— С чего это вдруг такая радость? — искренне удивляется Пронский. — Никогда что-то прежде не радовалась так.
— Это потому, что никогда еще не была на тебя так зла.
— Ну, знаешь ли…
— Сейчас и ты узнаешь. Чего это ты вздумал морочить голову инструментальщикам бредовой идеей кибернетической ищейки?
— Ну, во-первых, идея не такая уж бредовая. А во-вторых, с твоими вундеркиндами ее, конечно, не осуществить. Так что все это впустую…
— Это почему же?
— Сероваты они для этого. Особенно удручающее впечатление произвел на меня Ямщиков. Ни одного кибернетического термина не мог выговорить. Да и в русских словах у него такие удареньица!..
Услышав это, Татьяна начинает так хохотать, что прибегает из кухни мама. Отбросив газету, испуганно вскакивает с дивана и доктор технических наук.
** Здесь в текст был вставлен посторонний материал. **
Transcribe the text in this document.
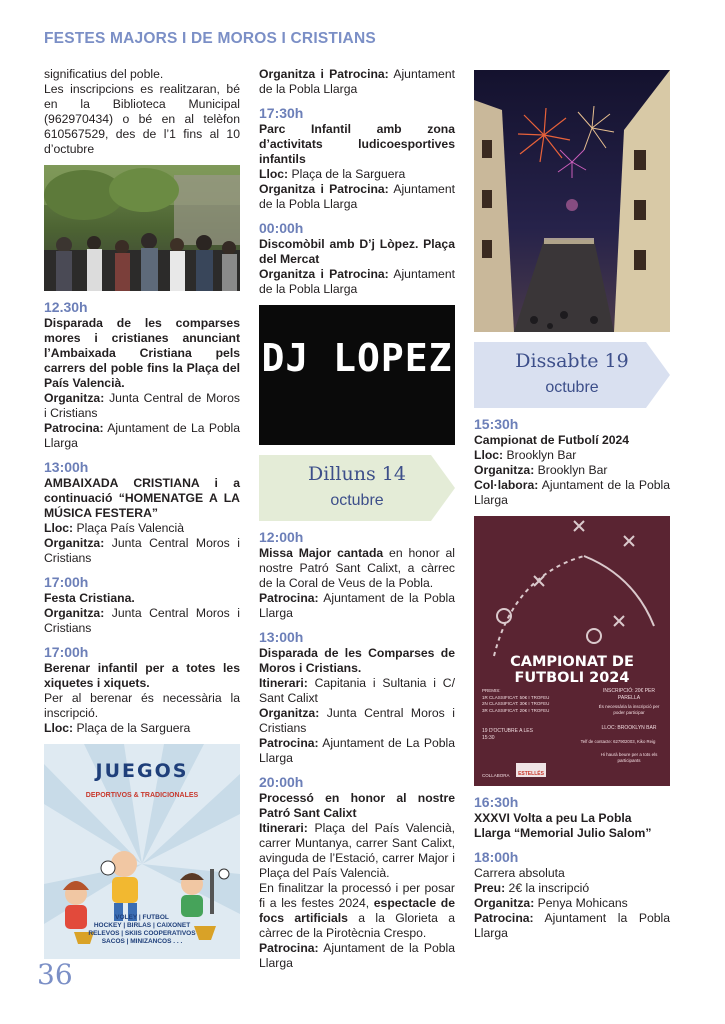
FESTES MAJORS I DE MOROS I CRISTIANS

significatius del poble.

Les inscripcions es realitzaran, bé en la Biblioteca Municipal (962970434) o bé en al telèfon 610567529, des de l’1 fins al 10 d’octubre

12.30h

Disparada de les comparses mores i cristianes anunciant l’Ambaixada Cristiana pels carrers del poble fins la Plaça del País Valencià.

Organitza: Junta Central de Moros i Cristians

Patrocina: Ajuntament de La Pobla Llarga

13:00h

AMBAIXADA CRISTIANA i a continuació “HOMENATGE A LA MÚSICA FESTERA”

Lloc: Plaça País Valencià

Organitza: Junta Central Moros i Cristians

17:00h

Festa Cristiana.

Organitza: Junta Central Moros i Cristians

17:00h

Berenar infantil per a totes les xiquetes i xiquets.

Per al berenar és necessària la inscripció.

Lloc: Plaça de la Sarguera

JUEGOS
DEPORTIVOS & TRADICIONALES
VOLEY | FUTBOL
HOCKEY | BIRLAS | CAIXONET
RELEVOS | SKIIS COOPERATIVOS
SACOS | MINIZANCOS . . .

Organitza i Patrocina: Ajuntament de la Pobla Llarga

17:30h

Parc Infantil amb zona d’activitats ludicoesportives infantils

Lloc: Plaça de la Sarguera

Organitza i Patrocina: Ajuntament de la Pobla Llarga

00:00h

Discomòbil amb D’j Lòpez. Plaça del Mercat

Organitza i Patrocina: Ajuntament de la Pobla Llarga

DJ LOPEZ
Dilluns 14
octubre

12:00h

Missa Major cantada en honor al nostre Patró Sant Calixt, a càrrec de la Coral de Veus de la Pobla.

Patrocina: Ajuntament de la Pobla Llarga

13:00h

Disparada de les Comparses de Moros i Cristians.

Itinerari: Capitania i Sultania i C/ Sant Calixt

Organitza: Junta Central Moros i Cristians

Patrocina: Ajuntament de La Pobla Llarga

20:00h

Processó en honor al nostre Patró Sant Calixt

Itinerari: Plaça del País Valencià, carrer Muntanya, carrer Sant Calixt, avinguda de l’Estació, carrer Major i Plaça del País Valencià.

En finalitzar la processó i per posar fi a les festes 2024, espectacle de focs artificials a la Glorieta a càrrec de la Pirotècnia Crespo.

Patrocina: Ajuntament de la Pobla Llarga

Dissabte 19
octubre

15:30h

Campionat de Futbolí 2024

Lloc: Brooklyn Bar

Organitza: Brooklyn Bar

Col·labora: Ajuntament de la Pobla Llarga

CAMPIONAT DE
FUTBOLI 2024
PREMIS:
1R CLASSIFICAT: 50€ I TROFEU
2N CLASSIFICAT: 30€ I TROFEU
3R CLASSIFICAT: 20€ I TROFEU
INSCRIPCIÓ: 20€ PER PARELLA
És necessària la inscripció per poder participar
LLOC: BROOKLYN BAR
19 D'OCTUBRE A LES 15:30
Telf de contacte: 627902003, Kiko Reig
Hi haurà beure per a tots els participants
COLLABORA ESTELLÉS

16:30h

XXXVI Volta a peu La Pobla Llarga “Memorial Julio Salom”

18:00h

Carrera absoluta

Preu: 2€ la inscripció

Organitza: Penya Mohicans

Patrocina: Ajuntament la Pobla Llarga

36
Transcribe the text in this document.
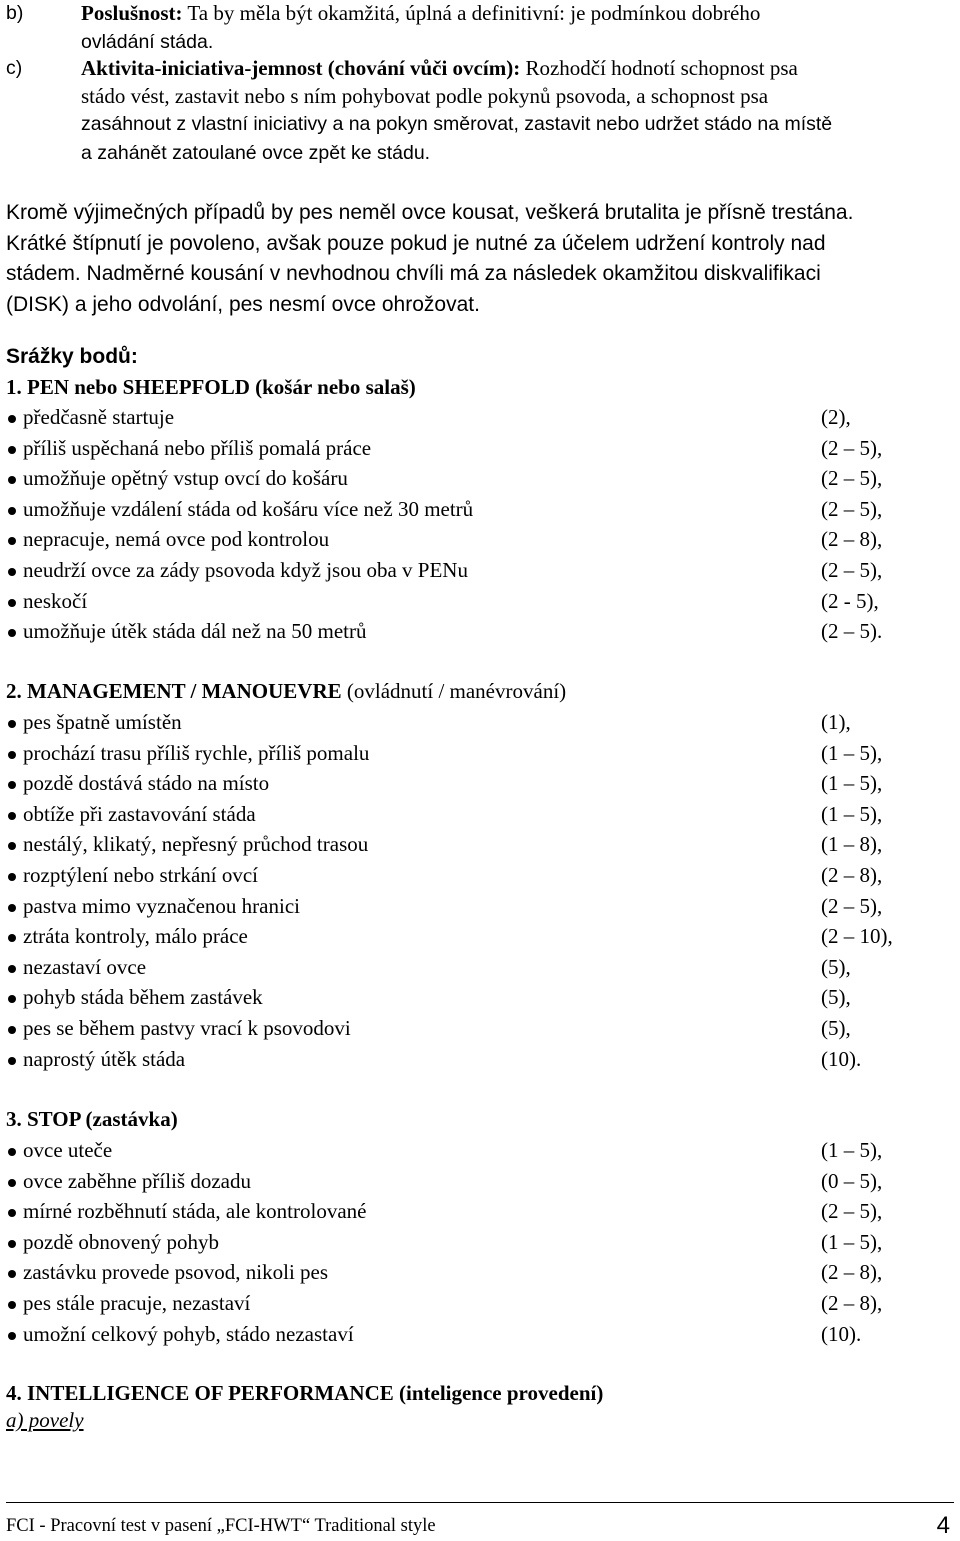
b)	Poslušnost: Ta by měla být okamžitá, úplná a definitivní: je podmínkou dobrého
ovládání stáda.
c)	Aktivita-iniciativa-jemnost (chování vůči ovcím): Rozhodčí hodnotí schopnost psa
stádo vést, zastavit nebo s ním pohybovat podle pokynů psovoda, a schopnost psa
zasáhnout z vlastní iniciativy a na pokyn směrovat, zastavit nebo udržet stádo na místě
a zahánět zatoulané ovce zpět ke stádu.
Kromě výjimečných případů by pes neměl ovce kousat, veškerá brutalita je přísně trestána.
Krátké štípnutí je povoleno, avšak pouze pokud je nutné za účelem udržení kontroly nad
stádem. Nadměrné kousání v nevhodnou chvíli má za následek okamžitou diskvalifikaci
(DISK) a jeho odvolání, pes nesmí ovce ohrožovat.
Srážky bodů:
1. PEN nebo SHEEPFOLD (košár nebo salaš)
předčasně startuje	(2),
příliš uspěchaná nebo příliš pomalá práce	(2 – 5),
umožňuje opětný vstup ovcí do košáru	(2 – 5),
umožňuje vzdálení stáda od košáru více než 30 metrů	(2 – 5),
nepracuje, nemá ovce pod kontrolou	(2 – 8),
neudrží ovce za zády psovoda když jsou oba v PENu	(2 – 5),
neskočí	(2 - 5),
umožňuje útěk stáda dál než na 50 metrů	(2 – 5).
2. MANAGEMENT / MANOUEVRE (ovládnutí / manévrování)
pes špatně umístěn	(1),
prochází trasu příliš rychle, příliš pomalu	(1 – 5),
pozdě dostává stádo na místo	(1 – 5),
obtíže při zastavování stáda	(1 – 5),
nestálý, klikatý, nepřesný průchod trasou	(1 – 8),
rozptýlení nebo strkání ovcí	(2 – 8),
pastva mimo vyznačenou hranici	(2 – 5),
ztráta kontroly, málo práce	(2 – 10),
nezastaví ovce	(5),
pohyb stáda během zastávek	(5),
pes se během pastvy vrací k psovodovi	(5),
naprostý útěk stáda	(10).
3. STOP (zastávka)
ovce uteče	(1 – 5),
ovce zaběhne příliš dozadu	(0 – 5),
mírné rozběhnutí stáda, ale kontrolované	(2 – 5),
pozdě obnovený pohyb	(1 – 5),
zastávku provede psovod, nikoli pes	(2 – 8),
pes stále pracuje, nezastaví	(2 – 8),
umožní celkový pohyb, stádo nezastaví	(10).
4. INTELLIGENCE OF PERFORMANCE (inteligence provedení)
a) povely
FCI - Pracovní test v pasení „FCI-HWT“ Traditional style	4
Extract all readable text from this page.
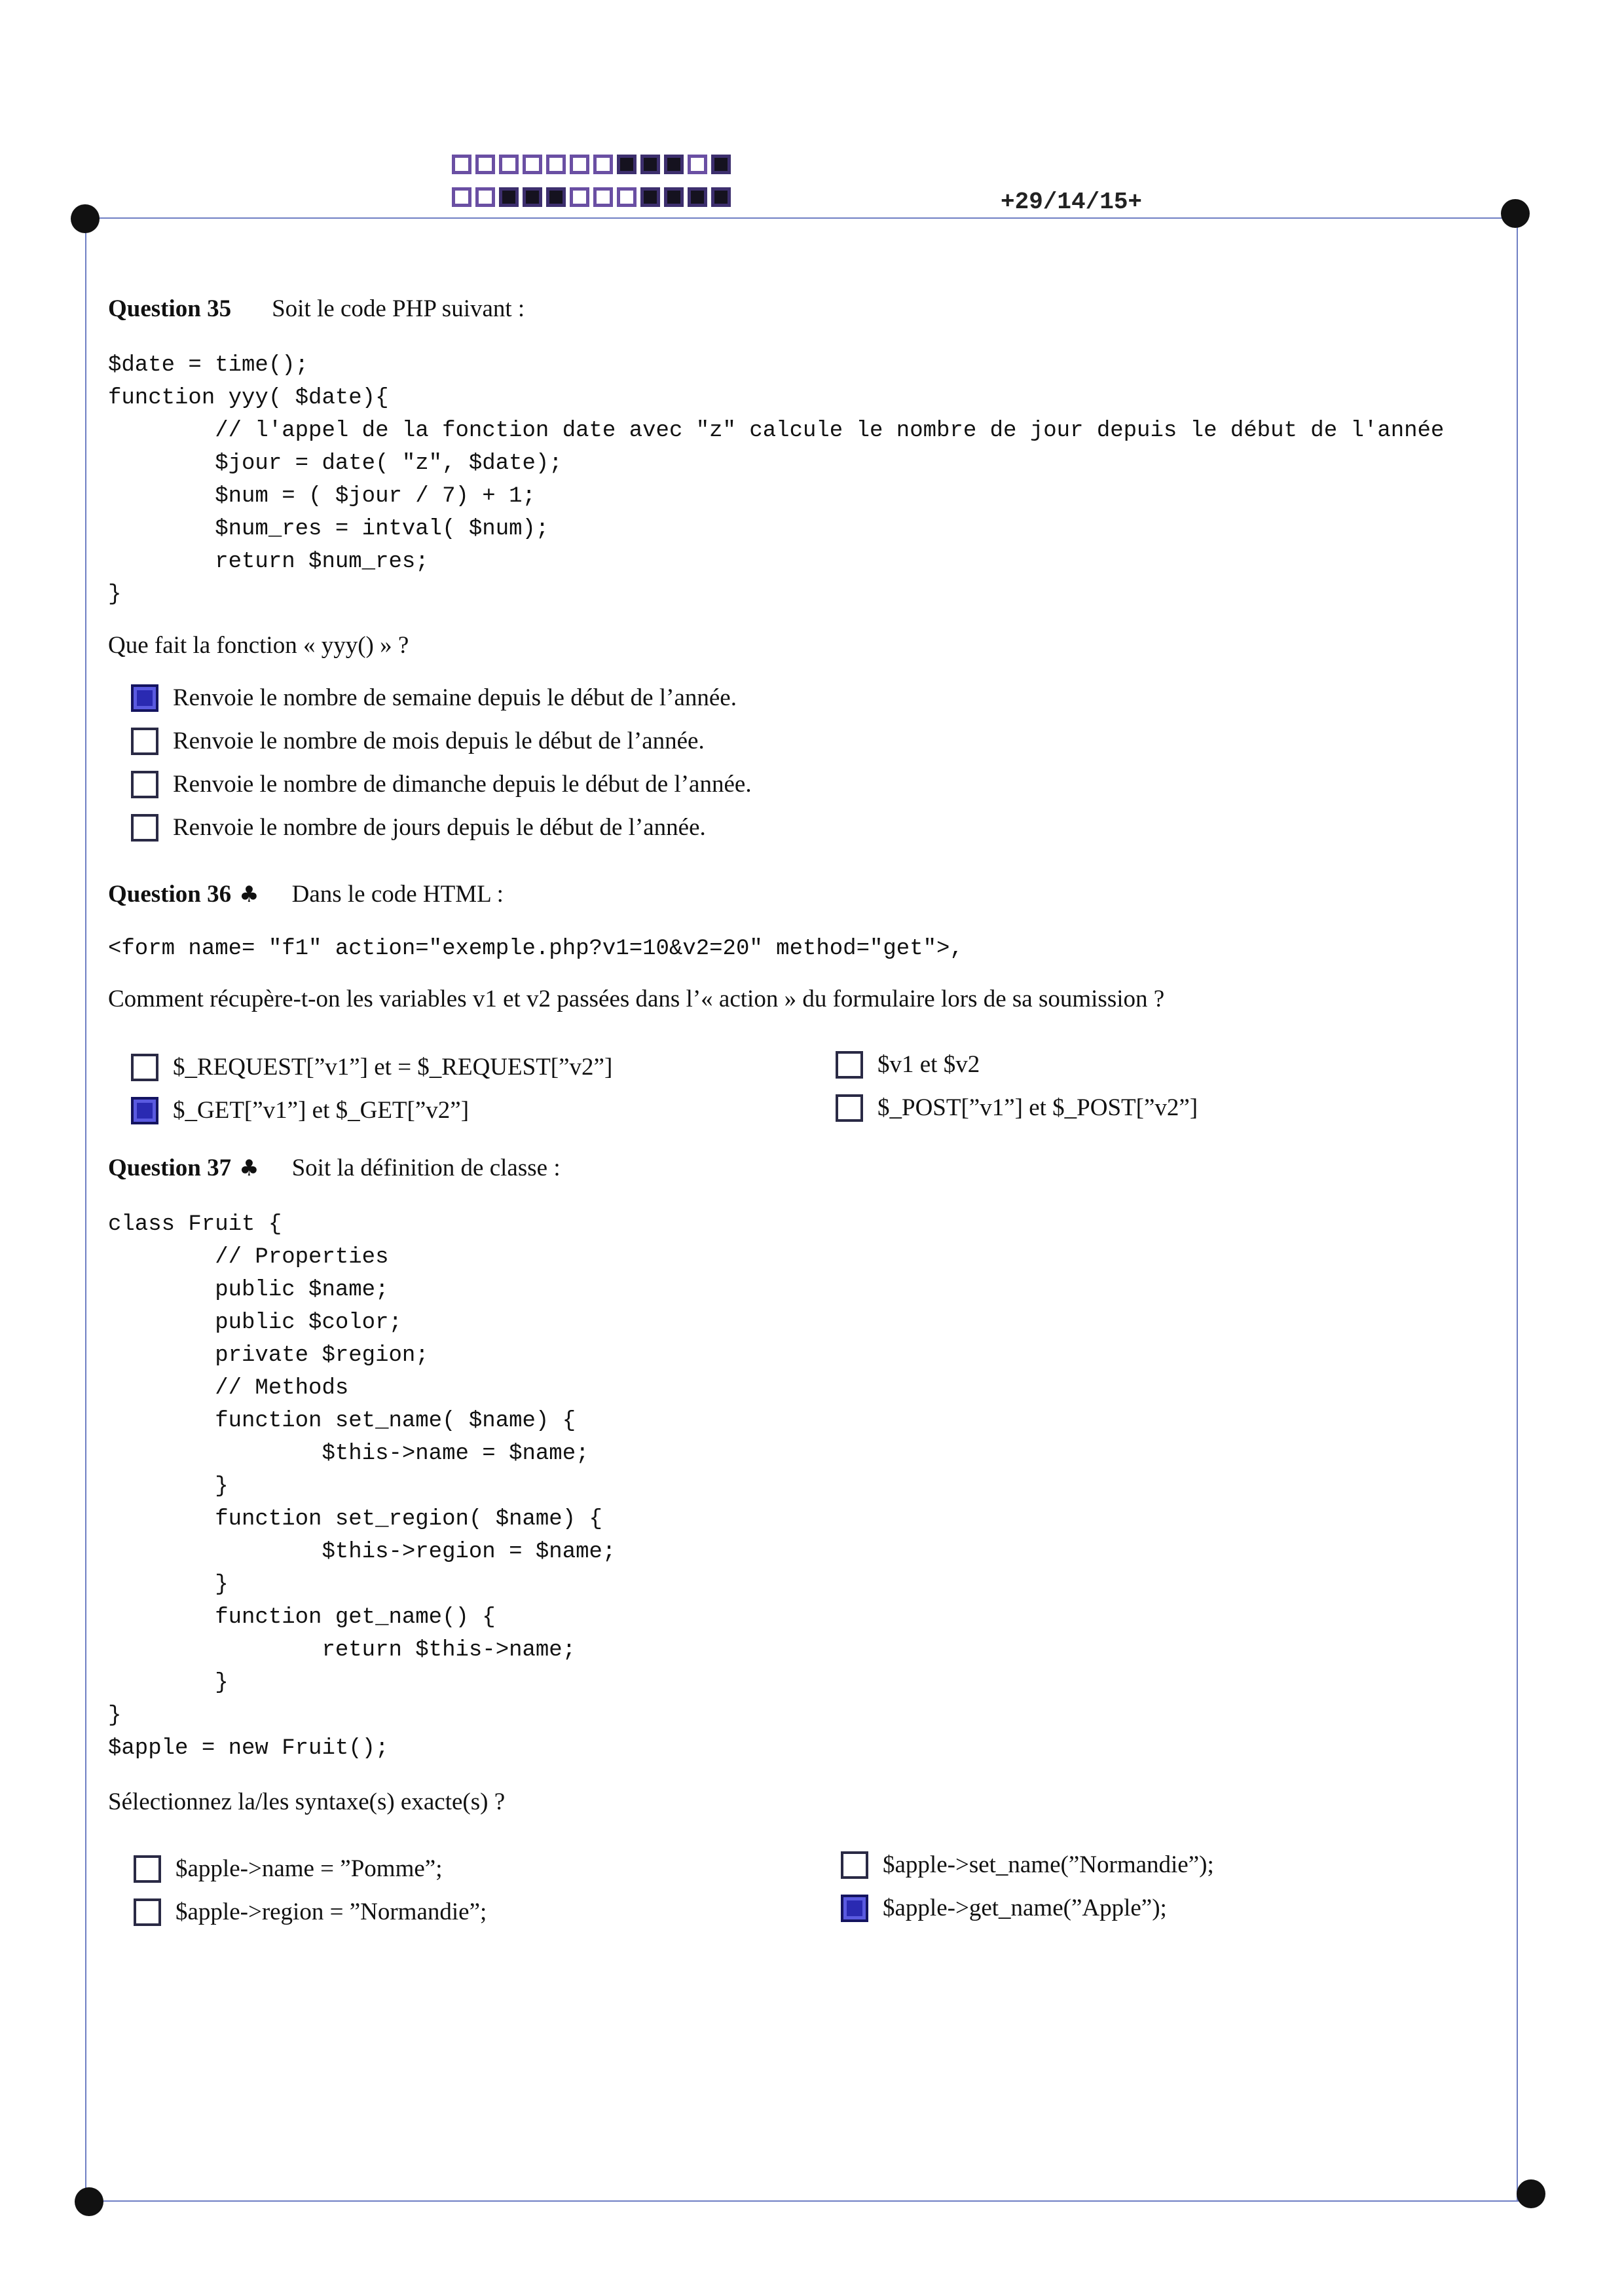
+29/14/15+
Question 35 Soit le code PHP suivant :
$date = time();
function yyy( $date){
// l'appel de la fonction date avec "z" calcule le nombre de jour depuis le début de l'année
$jour = date( "z", $date);
$num = ( $jour / 7) + 1;
$num_res = intval( $num);
return $num_res;
}
Que fait la fonction « yyy() » ?
Renvoie le nombre de semaine depuis le début de l’année.
Renvoie le nombre de mois depuis le début de l’année.
Renvoie le nombre de dimanche depuis le début de l’année.
Renvoie le nombre de jours depuis le début de l’année.
Question 36 ♣ Dans le code HTML :
<form name= "f1" action="exemple.php?v1=10&v2=20" method="get">,
Comment récupère-t-on les variables v1 et v2 passées dans l’« action » du formulaire lors de sa soumission ?
$_REQUEST[”v1”] et = $_REQUEST[”v2”]	$v1 et $v2
$_GET[”v1”] et $_GET[”v2”]	$_POST[”v1”] et $_POST[”v2”]
Question 37 ♣ Soit la définition de classe :
class Fruit {
// Properties
public $name;
public $color;
private $region;
// Methods
function set_name( $name) {
$this->name = $name;
}
function set_region( $name) {
$this->region = $name;
}
function get_name() {
return $this->name;
}
}
$apple = new Fruit();
Sélectionnez la/les syntaxe(s) exacte(s) ?
$apple->name = ”Pomme”;	$apple->set_name(”Normandie”);
$apple->region = ”Normandie”;	$apple->get_name(”Apple”);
А Татьяна, не обращая на них внимания, весело кричит в трубку:
— Он же тебя разыгрывал, неужели не догадался? Ямщиков, оказывается, ни одного термина не смог грамотно произнести! Да ведь он окончил среднюю школу, в которой преподавание велось на английском языке… Когда они с Рудаковым были в Швеции на выставке наших измерительных инструментов, так их там за инженеров принимали. Ямщиков давал объяснения по-английски, а Рудаков неплохо владеет немецким. И потом, они там не только демонстрировали наши измерительные инструменты и приборы, но и объясняли их устройство с помощью математических расчетов и формул. И не думай, что это они сами мне сообщили, об этом мне директор их завода рассказал. К тому же не то в «Комсомольской правде», не то в «Московском комсомольце» целая статья была напечатана об их поездке в Швецию.
— Ну, опять ты их начала…
— Ничего я не начала! Они действительно такие, а вот ты не смог в них разобраться. Да и вообще незачем было голову им морочить.
— Почему же — морочить? Я им это всерьез. И кто знает, может быть…
— А по-моему, ты все это зря затеял.
— У тебя просто нет воображения, и ты не можешь себе представить…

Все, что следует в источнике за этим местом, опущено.